Le sénateur Joan Fraser (présidente) occupe le fauteuil.
[Traduction]
La présidente: Mes chers collègues, la sixième réunion du comité d'étude du projet de loi C-20 est maintenant ouverte. Je tiens à souhaiter à tous la bienvenue à nos audiences, y compris au public qui nous suit à la télévision.
[Français]
Le projet de loi a été adopté par la Chambre des communes le 15 mars 2000 et a été lu au Sénat pour la première fois le 21 mars. Il a ensuite été lu une deuxième fois le 18 mai, ce qui veut dire que le Sénat a approuvé le principe du projet de loi. Le projet de loi C-20 a ensuite été déféré à ce comité spécial pour que nous en fassions une étude approfondie.
[Traduction]
Cet examen se poursuit aujourd'hui par la comparution de Marshall Miller, directeur administratif de l'Association pour la défense des Québécois qui ne résident pas au Québec et de celle de Robert Howse, professeur, École de droit de l'Université du Michigan. Les témoins feront chacun une déclaration préliminaire; il y aura ensuite une période de questions et réponses.
[Français]
Une fois que le comité aura entendu tous les témoins sélectionnés, le projet de loi sera étudié article par article. À ce moment, le comité décidera s'il adopte le projet de loi tel quel, s'il recommande des amendements, ou s'il recommande de ne pas donner suite au projet de loi. Le comité fera ensuite rapport de ses décisions au Sénat pour sa considération.
[Traduction]
Monsieur Miller, je vous remercie d'avoir accepté de comparaître aujourd'hui devant le comité. Nous vous écouterons avec intérêt. Vous avez la parole.

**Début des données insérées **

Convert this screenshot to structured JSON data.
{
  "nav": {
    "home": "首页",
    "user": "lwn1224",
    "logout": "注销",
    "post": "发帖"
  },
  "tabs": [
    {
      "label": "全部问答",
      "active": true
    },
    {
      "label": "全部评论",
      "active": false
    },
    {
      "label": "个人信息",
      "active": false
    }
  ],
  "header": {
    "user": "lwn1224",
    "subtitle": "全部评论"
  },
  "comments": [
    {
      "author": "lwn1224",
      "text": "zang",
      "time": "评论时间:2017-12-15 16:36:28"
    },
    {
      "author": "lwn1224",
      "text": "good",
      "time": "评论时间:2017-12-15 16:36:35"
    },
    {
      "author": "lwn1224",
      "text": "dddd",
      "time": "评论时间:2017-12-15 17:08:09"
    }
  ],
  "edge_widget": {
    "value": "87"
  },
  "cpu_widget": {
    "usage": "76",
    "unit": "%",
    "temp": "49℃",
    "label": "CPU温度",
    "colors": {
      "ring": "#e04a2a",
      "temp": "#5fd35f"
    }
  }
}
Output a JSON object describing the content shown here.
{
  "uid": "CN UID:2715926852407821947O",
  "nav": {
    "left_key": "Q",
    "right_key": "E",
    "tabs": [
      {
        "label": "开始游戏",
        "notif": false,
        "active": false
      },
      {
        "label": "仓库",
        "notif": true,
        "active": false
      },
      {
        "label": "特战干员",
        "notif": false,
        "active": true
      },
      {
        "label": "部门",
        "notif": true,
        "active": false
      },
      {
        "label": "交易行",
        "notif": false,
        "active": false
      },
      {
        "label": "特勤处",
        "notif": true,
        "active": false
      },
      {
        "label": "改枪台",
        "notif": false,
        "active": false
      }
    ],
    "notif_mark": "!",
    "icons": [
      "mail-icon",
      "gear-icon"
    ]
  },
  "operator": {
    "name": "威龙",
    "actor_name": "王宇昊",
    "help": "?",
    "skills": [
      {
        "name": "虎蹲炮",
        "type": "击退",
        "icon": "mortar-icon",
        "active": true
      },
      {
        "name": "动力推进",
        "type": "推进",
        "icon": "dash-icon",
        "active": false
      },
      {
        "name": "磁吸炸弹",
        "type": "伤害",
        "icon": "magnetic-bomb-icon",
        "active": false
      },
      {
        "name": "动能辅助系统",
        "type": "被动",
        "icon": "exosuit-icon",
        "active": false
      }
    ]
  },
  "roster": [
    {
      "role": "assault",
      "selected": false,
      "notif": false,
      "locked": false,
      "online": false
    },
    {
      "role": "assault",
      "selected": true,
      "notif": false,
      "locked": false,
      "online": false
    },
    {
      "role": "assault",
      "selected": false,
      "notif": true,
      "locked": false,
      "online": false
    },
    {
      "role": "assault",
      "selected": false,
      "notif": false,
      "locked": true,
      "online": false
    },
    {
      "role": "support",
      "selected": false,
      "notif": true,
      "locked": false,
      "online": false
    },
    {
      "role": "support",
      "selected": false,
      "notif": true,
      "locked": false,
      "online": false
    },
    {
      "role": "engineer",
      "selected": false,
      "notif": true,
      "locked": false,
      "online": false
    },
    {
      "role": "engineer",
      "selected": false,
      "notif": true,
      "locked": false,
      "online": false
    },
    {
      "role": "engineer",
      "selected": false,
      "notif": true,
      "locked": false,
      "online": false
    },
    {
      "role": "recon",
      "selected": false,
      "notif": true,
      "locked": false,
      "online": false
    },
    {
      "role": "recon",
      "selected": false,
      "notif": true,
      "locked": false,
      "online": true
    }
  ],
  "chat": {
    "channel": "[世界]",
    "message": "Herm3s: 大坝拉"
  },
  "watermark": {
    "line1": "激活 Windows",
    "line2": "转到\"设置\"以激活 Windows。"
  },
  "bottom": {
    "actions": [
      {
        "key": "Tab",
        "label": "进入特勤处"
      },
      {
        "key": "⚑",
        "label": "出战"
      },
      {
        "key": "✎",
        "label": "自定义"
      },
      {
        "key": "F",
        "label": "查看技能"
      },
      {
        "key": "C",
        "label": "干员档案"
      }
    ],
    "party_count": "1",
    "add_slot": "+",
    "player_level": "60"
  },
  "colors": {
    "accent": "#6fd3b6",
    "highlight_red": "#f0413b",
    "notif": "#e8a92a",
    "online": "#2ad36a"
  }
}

M. Marshall Miller, directeur administratif, Association pour la défense des Québécois qui ne résident pas au Québec: Honorables sénateurs, je vous remercie d'avoir accepté de nous entendre. L'objectif de l'Association pour la défense des Québécois qui ne résident pas au Québec est d'obtenir, pour l'ensemble des Québécois, le droit de voter à tout référendum susceptible de déboucher sur la sécession de notre province d'origine.
Nous ne cherchons naturellement pas à obtenir de droit de vote lorsque le gouvernement du Québec exerce les pouvoirs qui lui ont été conférés en vertu de notre Constitution.
Nous regrettons qu'existe la lamentable possibilité d'un Canada divisé. La Cour suprême nous a dit, qu'en droit, le Canada est divisible, et nous l'acceptons. Nous espérons également qu'un débat vigoureux va s'engager dans tout le Canada sur la question de la séparation au niveau politique. Cependant, dans le contexte de la divisibilité du Canada, nous sommes d'accord, pour l'essentiel, avec le projet de loi C-20.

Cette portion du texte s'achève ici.